The N-H···O=C hydrogen bond is the interaction that drives the supramolecular assemblies in 1-3, and is reinforced by C-H···O=C, C-H···π and C=O···C=O interactions. The three compounds showed cross-linked supramolecular architecture, caused by the presence of two different molecules in the unit cell of 1 and 3, and the C₂ symmetry in 2.

The presence of oxalic acid and water in the unit cell of 1 as consequence of the cocrystal formation, offer a greater possibility of formation of intermolecular interactions.

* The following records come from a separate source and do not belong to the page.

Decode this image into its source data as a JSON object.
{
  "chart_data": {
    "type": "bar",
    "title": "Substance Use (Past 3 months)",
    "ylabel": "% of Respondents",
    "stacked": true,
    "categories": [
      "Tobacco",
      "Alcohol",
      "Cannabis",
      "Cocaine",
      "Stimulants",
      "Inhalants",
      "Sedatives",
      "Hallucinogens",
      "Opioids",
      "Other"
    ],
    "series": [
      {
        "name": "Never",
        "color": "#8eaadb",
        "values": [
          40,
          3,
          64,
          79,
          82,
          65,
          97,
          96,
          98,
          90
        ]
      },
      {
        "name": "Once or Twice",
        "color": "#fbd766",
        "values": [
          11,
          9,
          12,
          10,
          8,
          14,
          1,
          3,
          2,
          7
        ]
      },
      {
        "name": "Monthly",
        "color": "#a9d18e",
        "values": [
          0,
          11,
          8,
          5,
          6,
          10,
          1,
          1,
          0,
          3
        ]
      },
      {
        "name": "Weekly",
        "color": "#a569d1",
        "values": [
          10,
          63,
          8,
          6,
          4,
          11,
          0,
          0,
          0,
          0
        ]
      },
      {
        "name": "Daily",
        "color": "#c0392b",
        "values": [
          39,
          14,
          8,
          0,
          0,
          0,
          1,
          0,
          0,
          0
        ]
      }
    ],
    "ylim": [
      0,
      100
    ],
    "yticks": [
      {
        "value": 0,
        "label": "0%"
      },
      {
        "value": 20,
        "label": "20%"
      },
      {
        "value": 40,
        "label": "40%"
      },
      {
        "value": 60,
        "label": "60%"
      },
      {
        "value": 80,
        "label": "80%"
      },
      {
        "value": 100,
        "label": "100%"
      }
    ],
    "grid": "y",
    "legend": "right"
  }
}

The syn conformation is preferred in 1 and 2, meanwhile compound 3 adopts the less stable anti conformation, indicating that non-covalent interactions determine the conformation adopted by compounds 1-3 and direct the crystal packing.

Hirshfeld surface study revealed that the H···H, O···H, C···O and C···H interactions stabilize the supramolecular self-assembly of 1-3.